Маленький журавль из мертвой деревни - Янь Гэлин
Шрифт:
Интервал:
Закладка:
Дохэ лежала с закрытыми глазами, мокрые от слез волосы облепили лицо. Она что-то бормотала, не то клялась, не то присягу давала, не то старалась его задобрить — бормотала, что родит ему еще детей, еще десять, восемь.
Сначала он не понимал. Если Дохэ не старалась выговаривать как следует, ее речь только напоминала человеческую. Когда наконец понял, всю страсть как ветром сдуло. Снова забеременеет — где ее теперь прятать? А если и спрячем, откуда возьмутся деньги, чтоб еще ребенка прокормить? Он и сейчас-то бился как рыба об лед, чтобы прохарчить такую ораву: не тратил на себя ни гроша из субсидий, сверхурочных, выплат за ночное питание, а в ночных сменах ел холодные пампушки, которые приносил из дома. Он вытянул из себя все силы, больше ничего не осталось.

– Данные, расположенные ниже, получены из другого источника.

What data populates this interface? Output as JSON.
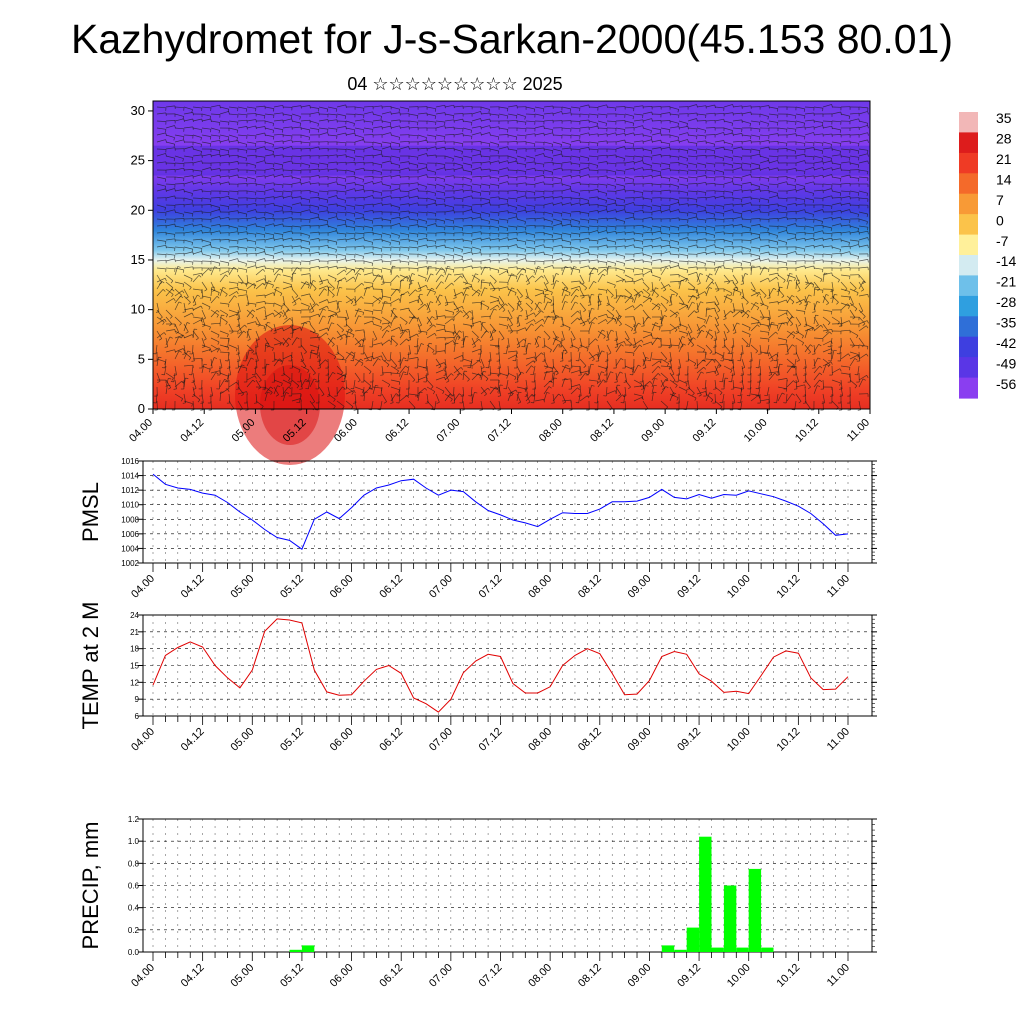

Поле Дохэ было плодородным, что правда, то правда, семена, которые ложились в него, никогда не пропадали зря. В тот день она встала на перекрестке дороги, по которой Чжан Цзянь возвращался домой, рядом была навалена куча щебня. Увидев, как велосипед Чжан Цзяня скользит вниз по железнодорожной насыпи, она забралась на кучу и замахала ему, закричала. Чжан Цзянь притормозил рядом, и Дохэ вместе с гремящей осыпью щебня ссыпалась вниз, неуклюжая от восторга.
— Я… Саньхай![60] — от радости ее слова побежали совсем вразнобой.
— Саньхай?
— Саньхай, в животе! — на ее покрасневшем, почти прозрачном от холода носу появилась тонкая складочка, лицо снова сияло детской улыбкой.
Чжан Цзянь глотнул ноябрьского воздуха, холодного и сырого. Дохэ семенила за ним к дому, то и дело заглядывая ему в глаза, будто он — отец, который должен ее похвалить. В голове у Чжан Цзяня теснились цифры: тридцать два юаня в месяц, прибавить сверхурочные, выплаты за ночное питание, субсидии — все равно выйдет не больше сорока четырех. Сможем еще когда тушеными баклажанами полакомиться? Нам даже соевый соус будет не по карману.
Прохожие то и дело окликали: «Мастер Чжан, уже домой?», «Мастер Чжан, сегодня в дневную ходили?», «Мастер Чжан…» Ему было не до приветствий, не замечал даже взглядов, которые перепрыгивали с него на Дохэ. Вспомнил вдруг присказку Сяохуань: плохая жизнь, хорошая — как-нибудь да проживем.
— Садись! — он хлопнул по заднему сиденью велосипеда.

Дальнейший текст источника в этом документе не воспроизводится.